Wednesday, 2 August 2017

Howden Minster music history

I think I have been overtaken by events over the last month and so this post is probably overdue. The garden has 'escaped' as every time I think I will cut the grass it rains and the bindweed has twined itself around everything, indiscriminately around flowers and nettles.

The good news is that we have now decided to let out our chickens and they are so pleased to be scratching amongst the grass and aforementioned weeds. We hope that this might cure them of laying soft shelled eggs as although they have access to plenty of grit it is not the same as pecking bits up from the garden. We have also put some cider vinegar into their water as we read this might help.

One of the reasons I have been busy is that I have been researching, writing and printing out a display on the history of music in Howden Minster. This is to coincide with a  Yorkshire Day concert in the Minster on Saturday 5th August given by Steven Goulden, a locally based tenor who is singing a variety of music ranging from the Howden Horse Fair song to Nessun Dorma.

He is accompanied by Amy Butler who will also be playing a piano solo entitled Souvenir de Sand Hall, written in the early twentieth century by F Reinhold Muller of Goole, for Mrs Scholfield of Sandhall.

I put the display up on Monday- it covers the medieval history of music in Howden, the grammar school, the organ, the 1929 fire and includes a lot of Minster choir photos. There is also a section on Steven's fund raising concerts in the Minster in the 1990s and on his grandfather John Goulden of Rawcliife who was a semi- professional tenor himself.

Interestingly most of the choir photos were loaned to me by Malcolm and Margaret Watson, former choir members. Margaret's father, Fred Swales, often sang in concerts in Howden Church with Steven's grandfather John.

While researching I was looking through the 1971 files of the Goole Times. I found a picture of Howden which I could not believe was taken then as it seems so timeless.

 I also found in the same year an article about  the shoe shop on Pasture Road in Goole where I remember going to get my school shoes. This was run by the Misses Flower and I remember sitting on a sort of throne to have my feet measured. Then I was fitted for the sensible shoes which were part of the uniform at Goole Grammar. Black lace up for outdoors and brown flat shoes for indoors. Happy days!

1 comment:

  1. The advert talks of “the Misses Flower”, but of course in Goole they would get called “the Miss Flowers”.
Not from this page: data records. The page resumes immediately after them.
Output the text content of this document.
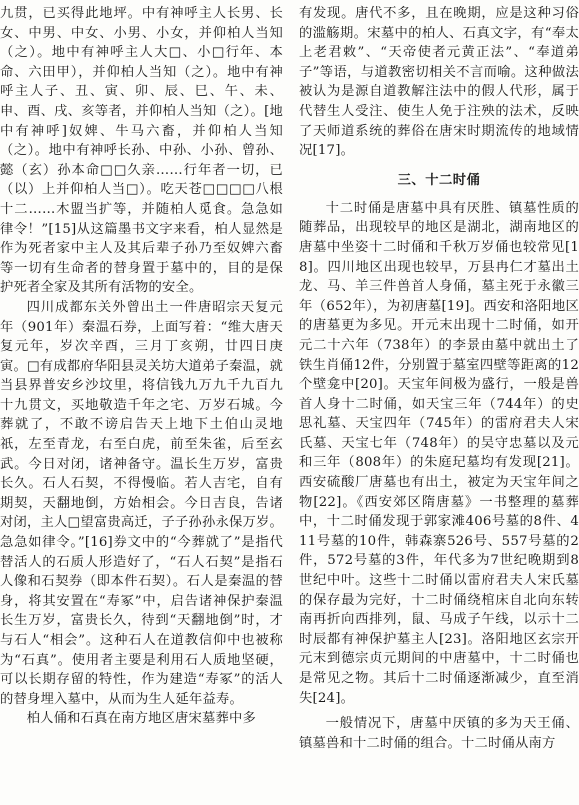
九贯，已买得此地坪。中有神呼主人长男、长女、中男、中女、小男、小女，并仰柏人当知（之）。地中有神呼主人大□、小□行年、本命、六田甲），并仰柏人当知（之）。地中有神呼主人子、丑、寅、卯、辰、巳、午、未、申、酉、戌、亥等者，并仰柏人当知（之）。[地中有神呼]奴婢、牛马六畜，并仰柏人当知（之）。地中有神呼长孙、中孙、小孙、曾孙、懿（玄）孙本命□□久亲……行年者一切，已（以）上并仰柏人当□）。吃天苍□□□□八根十二……木盟当扩等，并随柏人觅食。急急如律令！”[15]从这篇墨书文字来看，柏人显然是作为死者家中主人及其后辈子孙乃至奴婢六畜等一切有生命者的替身置于墓中的，目的是保护死者全家及其所有活物的安全。

四川成都东关外曾出土一件唐昭宗天复元年（901年）秦温石券，上面写着：“维大唐天复元年，岁次辛酉，三月丁亥朔，廿四日庚寅。□有成都府华阳县灵关坊大道弟子秦温，就当县界普安乡沙坟里，将信钱九万九千九百九十九贯文，买地敬造千年之宅、万岁石城。今葬就了，不敢不谤启告天上地下土伯山灵地祇，左至青龙，右至白虎，前至朱雀，后至玄武。今日对闭，诸神备守。温长生万岁，富贵长久。石人石契，不得慢临。若人吉宅，自有期契，天翻地倒，方始相会。今日吉良，告诸对闭，主人□望富贵高迁，子子孙孙永保万岁。急急如律令。”[16]券文中的“今葬就了”是指代替活人的石质人形造好了，“石人石契”是指石人像和石契券（即本件石契）。石人是秦温的替身，将其安置在“寿冢”中，启告诸神保护秦温长生万岁，富贵长久，待到“天翻地倒”时，才与石人“相会”。这种石人在道教信仰中也被称为“石真”。使用者主要是利用石人质地坚硬，可以长期存留的特性，作为建造“寿冢”的活人的替身埋入墓中，从而为生人延年益寿。

柏人俑和石真在南方地区唐宋墓葬中多

有发现。唐代不多，且在晚期，应是这种习俗的滥觞期。宋墓中的柏人、石真文字，有“奉太上老君敕”、“天帝使者元黄正法”、“奉道弟子”等语，与道教密切相关不言而喻。这种做法被认为是源自道教解注法中的假人代形，属于代替生人受注、使生人免于注殃的法术，反映了天师道系统的葬俗在唐宋时期流传的地域情况[17]。

三、十二时俑

十二时俑是唐墓中具有厌胜、镇墓性质的随葬品，出现较早的地区是湖北，湖南地区的唐墓中坐姿十二时俑和千秋万岁俑也较常见[18]。四川地区出现也较早，万县冉仁才墓出土龙、马、羊三件兽首人身俑，墓主死于永徽三年（652年），为初唐墓[19]。西安和洛阳地区的唐墓更为多见。开元末出现十二时俑，如开元二十六年（738年）的李景由墓中就出土了铁生肖俑12件，分别置于墓室四壁等距离的12个壁龛中[20]。天宝年间极为盛行，一般是兽首人身十二时俑，如天宝三年（744年）的史思礼墓、天宝四年（745年）的雷府君夫人宋氏墓、天宝七年（748年）的吴守忠墓以及元和三年（808年）的朱庭玘墓均有发现[21]。西安硫酸厂唐墓也有出土，被定为天宝年间之物[22]。《西安郊区隋唐墓》一书整理的墓葬中，十二时俑发现于郭家滩406号墓的8件、411号墓的10件，韩森寨526号、557号墓的2件，572号墓的3件，年代多为7世纪晚期到8世纪中叶。这些十二时俑以雷府君夫人宋氏墓的保存最为完好，十二时俑绕棺床自北向东转南再折向西排列，鼠、马成子午线，以示十二时辰都有神保护墓主人[23]。洛阳地区玄宗开元末到德宗贞元期间的中唐墓中，十二时俑也是常见之物。其后十二时俑逐渐减少，直至消失[24]。

一般情况下，唐墓中厌镇的多为天王俑、镇墓兽和十二时俑的组合。十二时俑从南方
    I am distantly related to the Stephenson and hence the Flower families. The “Mrs W Stephenson” who started the business was Jane Fawcett born in 1840 at Bilsby, Lincolnshire. In 1866 she married William Stephenson, a railway guard born Harewood, Yorkshire, around 1842. They arrived in Goole in the 1870s and had 6 daughters. I assume Jane and William Stephenson are the people in the photograph at the top of the article, which is fascinating. They are probably responsible for my great grandfather’s (Jane's nephew) move from Lincolnshire to find work on Goole docks as a horse shunter in the 1880s.

    The obituary of the two daughters who died in 1946, Maude and Jane, is on the front page of the Goole Times on 8th February, 1946, and gives further information about the business.

    The inscription on plot in Goole cemetery (now in a sad state of disrepair) reads: In loving memory of William Stephenson, died 26th October 1917 age 75. Also Jane, beloved wife of William, died 28th March 1913 age 72. Also daughters Annie died 1941 - age 73. Sarah died 16th November 1945 - age 70. Maude died 30th Jan 1946 - age 75. Jane died 1st Feb 1946 - age 64. And William Harold Flower, grand-son R.A.F. missing on active service 24th March 1942 - age 31. Lizzie died 8th Apl 1949 - age 70. Also Margaret Rooke, grand-daughter, died 17th July 1916 - age 5.

    I sat next to one of the Flower descendants at Boothferry Road School but had absolutely no idea we were not-too-distant cousins.